St Gabriel’s is condemned
St Gabriel’s church on Centre Street in Point St Charles has been condemned because the structure is not sound. Till recently the church housed a food bank, which has now moved to an empty storefront nearby. The church building was severely damaged in a fire decades ago and may never have been properly rebuilt; its social support role is far more important now than the original religious purpose for which it was built.
Jebediah Pallindrome 11:58 on 2020-09-08 Permalink
The city should buy all the old churches the diocese no longer wants or can’t maintain, deconsecrate them and use them for public purposes (or even rent them back to religious groups).
Demolition via neglect is a sorry way to go. Besides, some of them have great accoustics and nearly all are located in primo locations. They’re also excellent examples of indigenous architecture.
Kate 14:52 on 2020-09-08 Permalink
That sounds very well, but the actual church spaces are of limited usefulness. People have been using church halls forever for sales, food banks, social assistance offices of all kinds, but the actual sanctuaries are expensive to maintain and have limited application if you’re not doing religion.

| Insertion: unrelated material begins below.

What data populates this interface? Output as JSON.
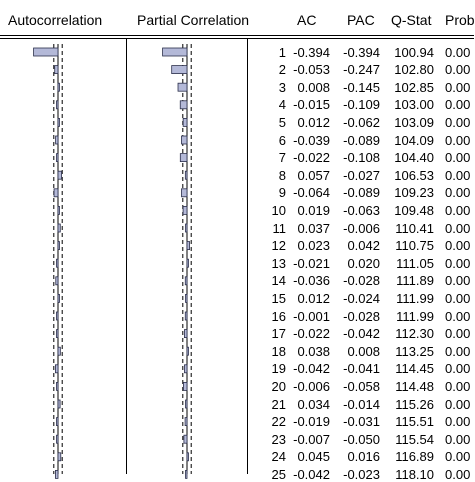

Your idea would also be vastly expensive for the city. Example: there’s a big old church on Crémazie a little east of the metro station. It was called St-Alphonse-d’Youville while it was operating, but it actually didn’t have much of a lifetime. It was completed in 1931, but the Met cut across its face in 1960 and everyone stopped going to church a few years later anyway. It was already long moribund when the whole lot was sold for condos, but here’s the story: a guy had backers to turn it into a café and show bar – good location near a metro and a highway – but the borough won’t let him (that item’s from two years ago) because he won’t pay for the roof to be replaced with solid copper. He’s willing to put a new roof on – but copper is expensive. Nope. And we’re not talking Notre Dame de Paris here, you know?
Jebediah Pallindrome 17:08 on 2020-09-08 Permalink
Limited usefulness now, but once the pandemic ends in 2046 it would be great to have more space for libraries, concert venues and theatres.
I get it though, I’m a bit of a dreamer.
That story is infuriating. The city/province isn’t very good at helping small businesses but they are world class champions at putting up every conceivable roadblock.
david25 01:11 on 2020-09-09 Permalink
Also, I’m sure we all appreciate the crazy requirements that owners make buildings in various neighborhoods look historic when they’re not, or even to demodernize existing buildings by rebuilding elements that may have existed historically on buildings so that they look like they did 100 years ago . . . while actual historic buildings of real value are rotting away.
When I’m Archon of Montreal, I’ll redirect the entire budgets of all borough-level planning department staff who work on zoning directly into a big historic preservation fund. Why should we pay a bunch of people city wages, so that they can take money off normal people who are trying to build or even just own housing/commercial, with the result of increasing the cost of housing/commercial for everyone? When we could instead kill that whole process, and funnel the savings into stuff we all agree is actually valuable?